Dilansir Detik, sejak menit awal, Persita Tangerang tampil disiplin dengan tekanan tinggi yang memaksa Borneo FC keluar dari zona nyaman. Keunggulan Persita tercipta cepat, namun setelah itu laga berjalan lebih seimbang dengan intensitas tinggi di lini tengah.
Borneo FC mulai menemukan ritme permainan setelah kebobolan. Peluang emas datang melalui Maicon dan Juan Vila, tetapi penyelesaian akhir yang kurang tenang membuat peluang tersebut gagal berbuah gol.
Di sisi lain, penampilan gemilang kiper Persita Igor Rodrigues menjadi pembeda pada babak pertama.

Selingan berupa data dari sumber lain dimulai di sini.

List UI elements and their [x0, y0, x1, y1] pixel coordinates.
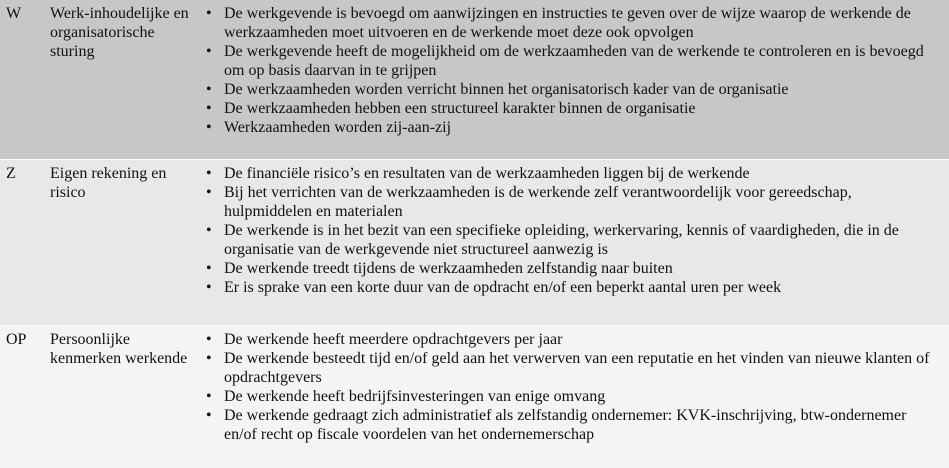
- list-item: • De werkende besteedt tijd en/of geld aan het verwerven van een reputatie en het vinden van nieuwe klanten of opdrachtgevers: [200, 349, 943, 387]
- list-item: • De werkgevende is bevoegd om aanwijzingen en instructies te geven over de wijze waarop de werkende de werkzaamheden moet uitvoeren en de werkende moet deze ook opvolgen: [200, 4, 943, 42]
- row-title: Werk-inhoudelijke en organisatorische sturing: [50, 5, 189, 60]
- list-item: • De werkzaamheden hebben een structureel karakter binnen de organisatie: [200, 99, 943, 118]
- row-code: Z: [6, 165, 16, 182]
- row-title: Persoonlijke kenmerken werkende: [50, 331, 188, 367]
- list-item: • De financiële risico’s en resultaten van de werkzaamheden liggen bij de werkende: [200, 164, 943, 183]
- list-item: • Er is sprake van een korte duur van de opdracht en/of een beperkt aantal uren per week: [200, 278, 943, 297]
- table-row: [0, 326, 949, 468]
- list-item: • De werkende treedt tijdens de werkzaamheden zelfstandig naar buiten: [200, 259, 943, 278]
- row-title: Eigen rekening en risico: [50, 165, 167, 201]
- table-row: [0, 160, 949, 326]
- row-code: W: [6, 5, 22, 22]
- row-items: [200, 326, 949, 468]
- list-item: • De werkzaamheden worden verricht binnen het organisatorisch kader van de organisatie: [200, 80, 943, 99]
- list-item: • De werkende gedraagt zich administratief als zelfstandig ondernemer: KVK-inschrijving, btw-ondernemer en/of recht op fiscale voordelen van het ondernemerschap: [200, 406, 943, 444]
- list-item: • De werkende heeft meerdere opdrachtgevers per jaar: [200, 330, 943, 349]
- row-items: [200, 160, 949, 326]
- list-item: • De werkende heeft bedrijfsinvesteringen van enige omvang: [200, 387, 943, 406]
- list-item: • Bij het verrichten van de werkzaamheden is de werkende zelf verantwoordelijk voor gereedschap, hulpmiddelen en materialen: [200, 183, 943, 221]
- row-items: [200, 0, 949, 160]
- list-item: • De werkgevende heeft de mogelijkheid om de werkzaamheden van de werkende te controleren en is bevoegd om op basis daarvan in te grijpen: [200, 42, 943, 80]
- list-item: • De werkende is in het bezit van een specifieke opleiding, werkervaring, kennis of vaardigheden, die in de organisatie van de werkgevende niet structureel aanwezig is: [200, 221, 943, 259]
- row-code: OP: [6, 331, 27, 348]
- table-row: [0, 0, 949, 160]
- list-item: • Werkzaamheden worden zij-aan-zij: [200, 118, 943, 137]
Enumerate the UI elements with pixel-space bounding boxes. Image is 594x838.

Ia beberapa kali menggagalkan tembakan berbahaya, termasuk sepakan jarak jauh dan situasi satu lawan satu yang seharusnya bisa mengubah jalannya pertandingan.
Borneo FC juga terlihat kesulitan mengantisipasi serangan balik cepat Persita yang dimotori Eber Bessa dan Hokky Caraka. Bahkan, Persita nyaris menggandakan keunggulan andai dua peluang mereka tidak membentur mistar gawang.
Sementara itu, Borneo FC masih menunjukkan ketergantungan pada kreativitas Stefano Lilipaly dalam membongkar pertahanan lawan. Namun rapatnya barisan belakang Persita membuat alur serangan tuan rumah kerap terputus di area sepertiga akhir.
Hingga turun minum, statistik peluang memperlihatkan Borneo FC tidak kalah agresif. Namun efektivitas menjadi pembeda utama, dengan Persita lebih klinis dan disiplin dalam menjaga keunggulan tipis mereka.
Babak kedua diprediksi akan berjalan lebih terbuka. Borneo FC dituntut meningkatkan ketenangan di depan gawang jika ingin menghindari kehilangan poin di kandang, sementara Persita berpeluang mencuri hasil maksimal apabila mampu mempertahankan organisasi permainan dan memaksimalkan serangan balik.